Girls on the Run (poem)

Girls on the Run is a long poem by the American writer John Ashbery, published in its own volume in 1999.

The poem was inspired by the works of Henry Darger, a Chicago-based outsider artist who, among other things, collected street waste, compiled various catalogues, and wrote a massive fantasy novel.

[1] David Kirby of The New York Times described Girls on the Run as "a tank of literary laughing gas that exhilarates and confounds in roughly equal measure."

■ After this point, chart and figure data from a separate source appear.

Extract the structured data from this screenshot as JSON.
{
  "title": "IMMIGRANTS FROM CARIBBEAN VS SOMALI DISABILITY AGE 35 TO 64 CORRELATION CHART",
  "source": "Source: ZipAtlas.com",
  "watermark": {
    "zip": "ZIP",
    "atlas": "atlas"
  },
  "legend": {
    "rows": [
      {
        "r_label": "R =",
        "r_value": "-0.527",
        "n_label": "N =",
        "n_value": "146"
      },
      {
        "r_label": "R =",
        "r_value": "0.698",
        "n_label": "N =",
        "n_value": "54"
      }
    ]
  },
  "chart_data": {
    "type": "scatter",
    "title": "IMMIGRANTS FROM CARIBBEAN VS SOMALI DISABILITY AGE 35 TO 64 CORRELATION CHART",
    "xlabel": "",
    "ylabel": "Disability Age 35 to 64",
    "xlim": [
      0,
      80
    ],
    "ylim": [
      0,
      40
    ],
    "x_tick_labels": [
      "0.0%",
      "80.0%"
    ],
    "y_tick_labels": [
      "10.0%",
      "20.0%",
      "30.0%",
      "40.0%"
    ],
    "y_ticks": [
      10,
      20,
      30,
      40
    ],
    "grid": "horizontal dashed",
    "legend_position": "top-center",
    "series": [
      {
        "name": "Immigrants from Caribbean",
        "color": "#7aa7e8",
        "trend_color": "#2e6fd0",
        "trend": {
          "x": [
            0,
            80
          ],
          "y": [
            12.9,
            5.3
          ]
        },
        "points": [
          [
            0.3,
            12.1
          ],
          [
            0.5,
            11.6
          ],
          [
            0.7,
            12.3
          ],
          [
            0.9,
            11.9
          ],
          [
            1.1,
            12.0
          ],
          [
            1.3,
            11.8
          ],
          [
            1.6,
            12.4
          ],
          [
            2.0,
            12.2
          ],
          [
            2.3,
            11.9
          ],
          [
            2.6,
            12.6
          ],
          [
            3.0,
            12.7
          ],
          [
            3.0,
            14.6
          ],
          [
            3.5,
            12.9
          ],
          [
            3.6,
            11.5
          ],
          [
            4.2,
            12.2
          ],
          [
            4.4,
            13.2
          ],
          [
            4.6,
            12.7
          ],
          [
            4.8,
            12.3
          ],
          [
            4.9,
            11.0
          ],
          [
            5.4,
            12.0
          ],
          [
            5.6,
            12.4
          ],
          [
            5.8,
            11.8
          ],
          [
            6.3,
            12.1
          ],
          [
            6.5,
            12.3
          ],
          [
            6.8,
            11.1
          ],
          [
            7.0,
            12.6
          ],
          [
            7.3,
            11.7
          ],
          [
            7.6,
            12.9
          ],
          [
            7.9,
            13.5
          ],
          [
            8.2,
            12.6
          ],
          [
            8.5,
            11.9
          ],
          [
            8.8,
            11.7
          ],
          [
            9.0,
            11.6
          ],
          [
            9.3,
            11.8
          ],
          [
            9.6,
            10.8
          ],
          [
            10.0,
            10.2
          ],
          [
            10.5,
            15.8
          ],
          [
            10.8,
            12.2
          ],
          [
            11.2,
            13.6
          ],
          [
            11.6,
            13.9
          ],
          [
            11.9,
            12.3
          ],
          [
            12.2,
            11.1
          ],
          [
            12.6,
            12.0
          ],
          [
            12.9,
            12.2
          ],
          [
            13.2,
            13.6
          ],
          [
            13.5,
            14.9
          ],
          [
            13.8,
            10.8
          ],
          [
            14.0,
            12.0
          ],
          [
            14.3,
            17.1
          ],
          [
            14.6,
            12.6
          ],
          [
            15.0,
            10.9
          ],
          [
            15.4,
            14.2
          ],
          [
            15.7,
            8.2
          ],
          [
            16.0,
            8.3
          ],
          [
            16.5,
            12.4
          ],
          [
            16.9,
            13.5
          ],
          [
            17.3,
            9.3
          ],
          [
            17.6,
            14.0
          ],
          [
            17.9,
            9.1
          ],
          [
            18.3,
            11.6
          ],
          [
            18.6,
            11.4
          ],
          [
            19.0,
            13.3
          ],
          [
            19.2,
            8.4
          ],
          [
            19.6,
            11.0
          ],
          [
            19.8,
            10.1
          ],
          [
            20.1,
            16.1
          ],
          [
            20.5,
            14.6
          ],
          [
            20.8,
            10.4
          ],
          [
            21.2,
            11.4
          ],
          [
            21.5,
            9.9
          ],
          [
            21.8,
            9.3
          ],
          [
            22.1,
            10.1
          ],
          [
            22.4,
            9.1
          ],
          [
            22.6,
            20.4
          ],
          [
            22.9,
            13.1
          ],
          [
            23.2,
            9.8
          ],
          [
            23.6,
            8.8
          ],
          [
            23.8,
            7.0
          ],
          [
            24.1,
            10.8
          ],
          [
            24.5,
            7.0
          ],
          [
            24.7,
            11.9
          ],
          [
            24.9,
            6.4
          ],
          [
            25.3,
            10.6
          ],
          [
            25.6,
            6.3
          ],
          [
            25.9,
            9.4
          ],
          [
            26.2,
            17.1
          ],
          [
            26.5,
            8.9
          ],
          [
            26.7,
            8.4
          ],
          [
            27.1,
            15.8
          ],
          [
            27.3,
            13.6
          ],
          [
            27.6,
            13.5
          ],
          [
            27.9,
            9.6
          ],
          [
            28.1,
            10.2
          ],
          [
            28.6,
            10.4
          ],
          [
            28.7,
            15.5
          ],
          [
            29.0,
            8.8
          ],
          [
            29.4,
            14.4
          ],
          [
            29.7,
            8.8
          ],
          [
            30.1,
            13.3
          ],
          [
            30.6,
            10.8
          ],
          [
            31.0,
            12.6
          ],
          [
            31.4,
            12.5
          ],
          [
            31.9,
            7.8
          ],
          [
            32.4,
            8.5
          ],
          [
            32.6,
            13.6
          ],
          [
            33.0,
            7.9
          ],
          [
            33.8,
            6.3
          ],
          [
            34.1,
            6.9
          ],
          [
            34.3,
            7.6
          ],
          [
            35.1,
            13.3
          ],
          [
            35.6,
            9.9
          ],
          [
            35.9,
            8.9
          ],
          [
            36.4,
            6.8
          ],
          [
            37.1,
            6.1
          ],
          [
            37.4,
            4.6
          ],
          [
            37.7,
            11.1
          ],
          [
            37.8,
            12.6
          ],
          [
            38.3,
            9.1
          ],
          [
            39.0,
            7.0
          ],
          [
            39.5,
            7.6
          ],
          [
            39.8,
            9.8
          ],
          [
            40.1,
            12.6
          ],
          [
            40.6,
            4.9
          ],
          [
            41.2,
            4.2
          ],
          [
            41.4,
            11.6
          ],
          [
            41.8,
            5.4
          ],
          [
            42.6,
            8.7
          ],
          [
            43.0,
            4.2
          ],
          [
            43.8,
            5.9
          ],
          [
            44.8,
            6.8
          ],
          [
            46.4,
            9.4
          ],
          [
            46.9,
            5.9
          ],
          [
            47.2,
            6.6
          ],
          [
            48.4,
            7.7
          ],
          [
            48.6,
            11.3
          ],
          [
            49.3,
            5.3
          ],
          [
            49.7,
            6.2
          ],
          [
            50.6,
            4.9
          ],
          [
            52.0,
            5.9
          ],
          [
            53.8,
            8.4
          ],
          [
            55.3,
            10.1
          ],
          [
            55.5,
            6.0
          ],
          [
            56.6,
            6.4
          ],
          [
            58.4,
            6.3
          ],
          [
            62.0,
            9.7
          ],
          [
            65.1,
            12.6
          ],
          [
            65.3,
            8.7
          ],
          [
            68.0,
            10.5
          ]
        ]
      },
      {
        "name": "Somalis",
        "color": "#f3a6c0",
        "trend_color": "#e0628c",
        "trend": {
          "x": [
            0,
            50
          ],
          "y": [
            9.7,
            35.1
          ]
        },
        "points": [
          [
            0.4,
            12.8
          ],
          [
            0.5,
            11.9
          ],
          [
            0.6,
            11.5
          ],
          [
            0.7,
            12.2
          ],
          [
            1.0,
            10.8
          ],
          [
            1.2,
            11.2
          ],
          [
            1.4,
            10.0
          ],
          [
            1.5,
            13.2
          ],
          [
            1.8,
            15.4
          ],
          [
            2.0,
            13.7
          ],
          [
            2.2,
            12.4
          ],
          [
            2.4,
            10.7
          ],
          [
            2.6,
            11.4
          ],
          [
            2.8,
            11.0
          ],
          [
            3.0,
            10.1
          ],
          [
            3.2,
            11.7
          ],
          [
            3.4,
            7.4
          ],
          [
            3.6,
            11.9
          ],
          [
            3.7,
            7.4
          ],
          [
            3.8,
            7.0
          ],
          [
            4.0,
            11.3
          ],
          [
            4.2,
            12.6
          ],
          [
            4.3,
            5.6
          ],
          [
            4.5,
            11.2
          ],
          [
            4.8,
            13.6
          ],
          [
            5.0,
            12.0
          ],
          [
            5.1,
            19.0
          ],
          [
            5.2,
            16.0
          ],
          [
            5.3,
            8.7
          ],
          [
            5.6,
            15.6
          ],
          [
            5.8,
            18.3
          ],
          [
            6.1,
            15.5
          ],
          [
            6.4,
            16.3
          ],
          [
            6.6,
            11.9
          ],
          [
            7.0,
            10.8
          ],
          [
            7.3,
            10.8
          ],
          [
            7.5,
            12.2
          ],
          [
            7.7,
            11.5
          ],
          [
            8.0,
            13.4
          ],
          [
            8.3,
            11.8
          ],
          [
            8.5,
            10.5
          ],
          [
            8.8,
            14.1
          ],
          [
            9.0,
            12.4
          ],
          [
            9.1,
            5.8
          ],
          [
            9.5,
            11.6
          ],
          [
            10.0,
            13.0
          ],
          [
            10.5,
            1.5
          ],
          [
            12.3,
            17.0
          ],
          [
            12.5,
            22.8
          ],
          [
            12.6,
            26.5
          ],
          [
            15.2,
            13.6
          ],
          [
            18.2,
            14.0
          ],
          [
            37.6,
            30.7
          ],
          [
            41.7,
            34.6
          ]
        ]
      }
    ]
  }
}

Kirby wrote that "the excitement stays just below the level of video-arcade intensity, thanks to the anesthesizing influence of a narrator who is both wide-eyed and disembodied ...If Andy Warhol and T. S. Eliot had played with Barbies together, the result might have been something like the adventures of Dimples, Shuffle, Tidbit and the rest of the Vivians: theirs is a world of the eternal present, a place where the ordinary is nifty and vice versa, and any possibility of a tight ending scampers away into a candy-colored sunset.

Like Henry Darger's obsessive (some would say phallocentric) cataloguing of kinds of tornadoes, military ranks, flags of the world, or ways to kill a girl, John Ashbery's proclivities for lists, long sentences, and ambiguous grammar is a trademark system for distorting reality–but all in an effort to dig closer to the real.